The industry as a whole agreed to ratify the basic Secure Boot mechanism as part of the UEFI standard. Secure Boot as described in the UEFI standard does not say anything at all about who should sign code and issue keys and any of that stuff. All it does is say 'here is a mechanism called Secure Boot by which the system firmware can maintain a list of keys and refuse to run code which is not signed by one of those keys'.
So once that's in the UEFI standard, we have a world where there is this thing called Secure Boot which operating system developers and hardware vendors can *choose* to implement. Or not. The UEFI standard says nothing about whether it ought to be used, what keys ought to be included, or anything like that.
So Microsoft, as an operating system vendor, decides they want to use this Secure Boot thing. They're going to sign their operating system, and require vendors who want to pre-load that operating system on their systems to ship Microsoft's key. So that their operating system will run. This is what the Microsoft Windows 8 certification requirements for x86 state: you have to turn Secure Boot on by default and include our key.
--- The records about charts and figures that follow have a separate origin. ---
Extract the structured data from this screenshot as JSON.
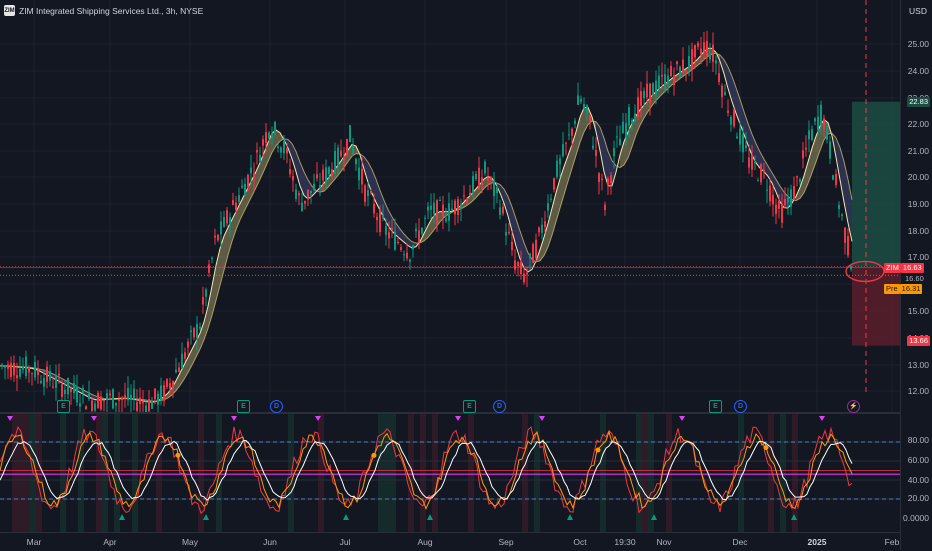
{
  "header": {
    "symbol_title": "ZIM Integrated Shipping Services Ltd., 3h, NYSE",
    "logo_text": "ZIM"
  },
  "price_axis": {
    "currency": "USD",
    "ticks": [
      "25.00",
      "24.00",
      "23.00",
      "22.00",
      "21.00",
      "20.00",
      "19.00",
      "18.00",
      "17.00",
      "16.00",
      "15.00",
      "14.00",
      "13.00",
      "12.00"
    ]
  },
  "oscillator_axis": {
    "ticks": [
      "80.00",
      "60.00",
      "40.00",
      "20.00",
      "0.0000"
    ]
  },
  "time_axis": {
    "labels": [
      "Mar",
      "Apr",
      "May",
      "Jun",
      "Jul",
      "Aug",
      "Sep",
      "Oct",
      "19:30",
      "Nov",
      "Dec",
      "2025",
      "Feb"
    ]
  },
  "price_labels": {
    "target": "22.83",
    "current_symbol": "ZIM",
    "current": "16.63",
    "level": "16.60",
    "prev_label": "Pre",
    "prev": "16.31",
    "stop": "13.66"
  },
  "badges": {
    "earnings": "E",
    "dividend": "D",
    "lightning": "⚡"
  },
  "colors": {
    "background": "#131722",
    "up": "#089981",
    "down": "#f23645",
    "ribbon_bull": "#e8d98a",
    "ribbon_bear": "#5b5fa8",
    "target_zone": "#1b4d43",
    "stop_zone": "#5a1f2a",
    "osc_orange": "#ff9800",
    "osc_red": "#f23645",
    "osc_white": "#ffffff",
    "osc_magenta": "#e040fb",
    "osc_blue_dash": "#5b9cf6"
  }
}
What the certification requirements explicitly do _not_ state is this: 'you can't include any other keys'. They definitely don't say that. They just say 'you have to include Microsoft's key'. There's no restriction at all on shipping any number of other keys. Additionally, the certification requirements explicitly require that the user be able to enrol their own keys, and also disable Secure Boot if they so desire.
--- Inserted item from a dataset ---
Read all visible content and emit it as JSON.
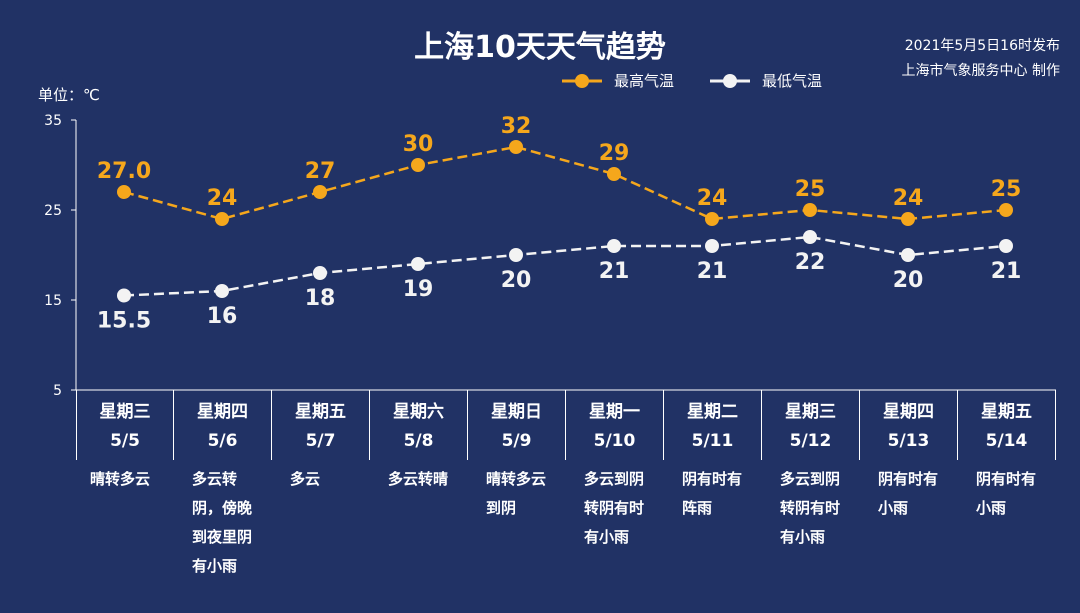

So...Microsoft's requirements for OEMs are that they enable Secure Boot by default (but allow it to be disabled) and ship Microsoft's key (but they can also happily ship any number of other keys, if they choose).
It's logically impossible to construe this as "Requiring other OS makers to buy a license from Microsoft". It doesn't do that, at all. Other OS makers can have their OS signed by themselves or anyone else they like, and ask hardware manufacturers to ship that key. Microsoft does nothing to prevent this. Or they can choose not to sign their OS at all, and ask users to disable Secure Boot. Microsoft does nothing to prevent this. Or they can _choose_ to have Microsoft sign their OS so it'll work without them needing to get any other key loaded into firmware; Microsoft didn't _have_ to provide public signing services, but they are doing so to avoid a PR shitstorm. If Microsoft really wanted to be evil, why would it provide public signing services at all? Wouldn't it be more effective just to say 'no, we won't do that'?
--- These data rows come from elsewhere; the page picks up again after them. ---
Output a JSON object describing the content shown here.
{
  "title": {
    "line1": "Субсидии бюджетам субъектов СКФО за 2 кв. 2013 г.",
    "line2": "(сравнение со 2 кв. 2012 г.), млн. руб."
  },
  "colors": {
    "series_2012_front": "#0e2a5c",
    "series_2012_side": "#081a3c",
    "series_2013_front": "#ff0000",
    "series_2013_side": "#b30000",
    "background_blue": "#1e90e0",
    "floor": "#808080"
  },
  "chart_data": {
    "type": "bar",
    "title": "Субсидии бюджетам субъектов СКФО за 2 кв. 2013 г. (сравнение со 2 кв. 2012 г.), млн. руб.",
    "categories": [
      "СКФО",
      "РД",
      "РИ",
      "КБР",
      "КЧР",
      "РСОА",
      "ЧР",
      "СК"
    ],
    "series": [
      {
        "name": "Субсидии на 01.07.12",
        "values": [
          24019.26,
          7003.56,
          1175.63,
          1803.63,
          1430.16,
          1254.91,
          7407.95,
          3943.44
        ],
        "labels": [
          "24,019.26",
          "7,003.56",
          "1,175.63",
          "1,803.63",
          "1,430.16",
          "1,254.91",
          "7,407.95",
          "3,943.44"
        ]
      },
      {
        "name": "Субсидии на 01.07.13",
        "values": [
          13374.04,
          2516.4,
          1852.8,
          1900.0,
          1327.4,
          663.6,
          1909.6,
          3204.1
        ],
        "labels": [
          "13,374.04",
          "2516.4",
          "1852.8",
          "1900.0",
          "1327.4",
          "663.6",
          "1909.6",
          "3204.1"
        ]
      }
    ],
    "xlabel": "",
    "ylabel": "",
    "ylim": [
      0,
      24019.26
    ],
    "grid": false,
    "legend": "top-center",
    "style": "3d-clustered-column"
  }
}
I find it highly unlikely that you could build a convincing case of monopoly abuse over Secure Boot for x86, when the actual facts of the matter are taken into account. They just don't support the accusation strongly enough. If Microsoft could be shown to be exerting pressure to prevent alternative signing groups from existing or getting their keys loaded onto hardware, then maybe...but AFAIK no-one has shown such.
(disclaimers: I am not a lawyer and this is not legal advice or a legal opinion. Furthermore, though I work for Red Hat, I am not directly involved in any RH evaluation of this issue, I am not involved in RH legal in any way, and this is entirely a personal opinion and not in any way representative of Red Hat. It is not Red Hat's official position on the issue of the legality or otherwise of Microsoft's actions. I specifically leave open the possibility that Red Hat as an entity might take a completely opposite view of the case.)
It's in the first article. Seven seconds per action.